The firm — Gibson, Dunn & Crutcher — is the same one Christie hired, also with public money, to investigate the George Washington Bridge lane-closing scandal that is plaguing his administration.

According to figures obtained by The Associated Press through a public records request, Gibson Dunn billed the state for $2.8 million in fees between August 2012, when the leagues sued to stop Christie from going ahead with his plan to sports gambling licenses, and the end of 2013.

The total amount to be borne by taxpayers will be higher when other attorneys' fees are added; for example, former Assembly Speaker Sheila Oliver and former Senate President Steve Sweeney became part of the case in November 2012, but information on their fees was not available from the attorney general's office.

"We have an $800 million budget deficit," said state Sen. Shirley Turner, one of the few lawmakers to vote against amending the New Jersey Constitution in 2012 to allow sports gambling. "We don't have the money to spend on something on which the odds were long. It could have been better spent for so many other things, to help people in the state who need the help."

The firm's fees come atop hundreds of thousands of dollars it is anticipated to bill the state for the traffic-jam investigation, according to media reports. The legislature has also spent hundreds of thousands of dollars investigating.

Neither a spokesman for Christie nor the law firm responded to requests for comment from The Associated Press.

The state's last chance for the gambling case is for the U.S. Supreme Court to take it up, a decision that could come this month.

Over the past two years, Christie and other lawmakers have boldly predicted that New Jersey's efforts would result in a landmark ruling that would legalize sports gambling in New Jersey and help revive the state's struggling casino industry. But some legal experts considered the case a long shot from the start, given that it would require overturning the federal Professional and Amateur Sports Protection Act, a 1992 law that restricted sports gambling to Nevada and three other states that already offered betting pools.

"This is not an issue for the courts; it's for the Congress to sort out, and Congress probably needs to sort it out," said Jeremy Frey, a Philadelphia-based lawyer who is an expert in gambling law. "It's not to say that it's not worth doing — but it's a loser."

Frey's words echo those of U.S. District Judge Michael Shipp, who wrote in an opinion last year rejecting New Jersey's arguments that "to the extent the people of New Jersey disagree with PASPA, their remedy is not through passage of a state law or through the judiciary, but through the repeal or amendment of PASPA in Congress."

That route has proved difficult.

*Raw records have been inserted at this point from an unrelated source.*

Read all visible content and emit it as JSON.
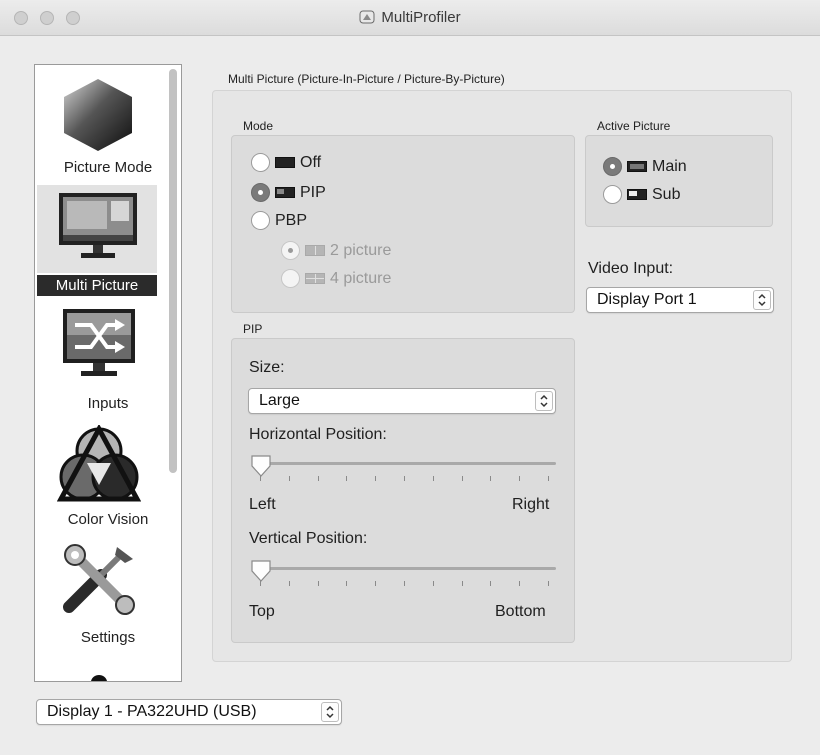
{
  "window": {
    "title": "MultiProfiler"
  },
  "sidebar": {
    "items": [
      {
        "label": "Picture Mode"
      },
      {
        "label": "Multi Picture"
      },
      {
        "label": "Inputs"
      },
      {
        "label": "Color Vision"
      },
      {
        "label": "Settings"
      }
    ]
  },
  "main": {
    "group_title": "Multi Picture (Picture-In-Picture / Picture-By-Picture)",
    "mode": {
      "title": "Mode",
      "options": [
        {
          "label": "Off"
        },
        {
          "label": "PIP"
        },
        {
          "label": "PBP"
        }
      ],
      "selected": "PIP",
      "pbp_sub": [
        {
          "label": "2 picture"
        },
        {
          "label": "4 picture"
        }
      ]
    },
    "active_picture": {
      "title": "Active Picture",
      "options": [
        {
          "label": "Main"
        },
        {
          "label": "Sub"
        }
      ],
      "selected": "Main"
    },
    "video_input": {
      "label": "Video Input:",
      "value": "Display Port 1"
    },
    "pip": {
      "title": "PIP",
      "size_label": "Size:",
      "size_value": "Large",
      "horizontal": {
        "label": "Horizontal Position:",
        "min_label": "Left",
        "max_label": "Right",
        "value": 0
      },
      "vertical": {
        "label": "Vertical Position:",
        "min_label": "Top",
        "max_label": "Bottom",
        "value": 0
      }
    }
  },
  "footer": {
    "display_select": "Display 1 - PA322UHD (USB)"
  }
}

Separate sports gambling bills introduced in 2012 by New Jersey Reps. Frank Pallone and Rep. Frank LoBiondo have stalled in committee, though both men have said they remain committed to the cause.

Shipp's ruling was upheld on appeal by the 3rd U.S. Circuit in Philadelphia in a 2-1 decision last fall. The court later denied a request to have the matter reheard by the full 3rd Circuit. That has left the Supreme Court as the last resort.

Some legal experts feel New Jersey's chances to have the case heard improved when the Supreme Court last year struck down a part of the Voting Rights Act that required states with a history of voter discrimination to get Washington's approval before changing election processes.

In her dissent, Justice Ruth Bader Ginsburg mentioned the 1992 sports gambling law and appeared to question whether it and other laws that treat some states differently from others might be in jeopardy.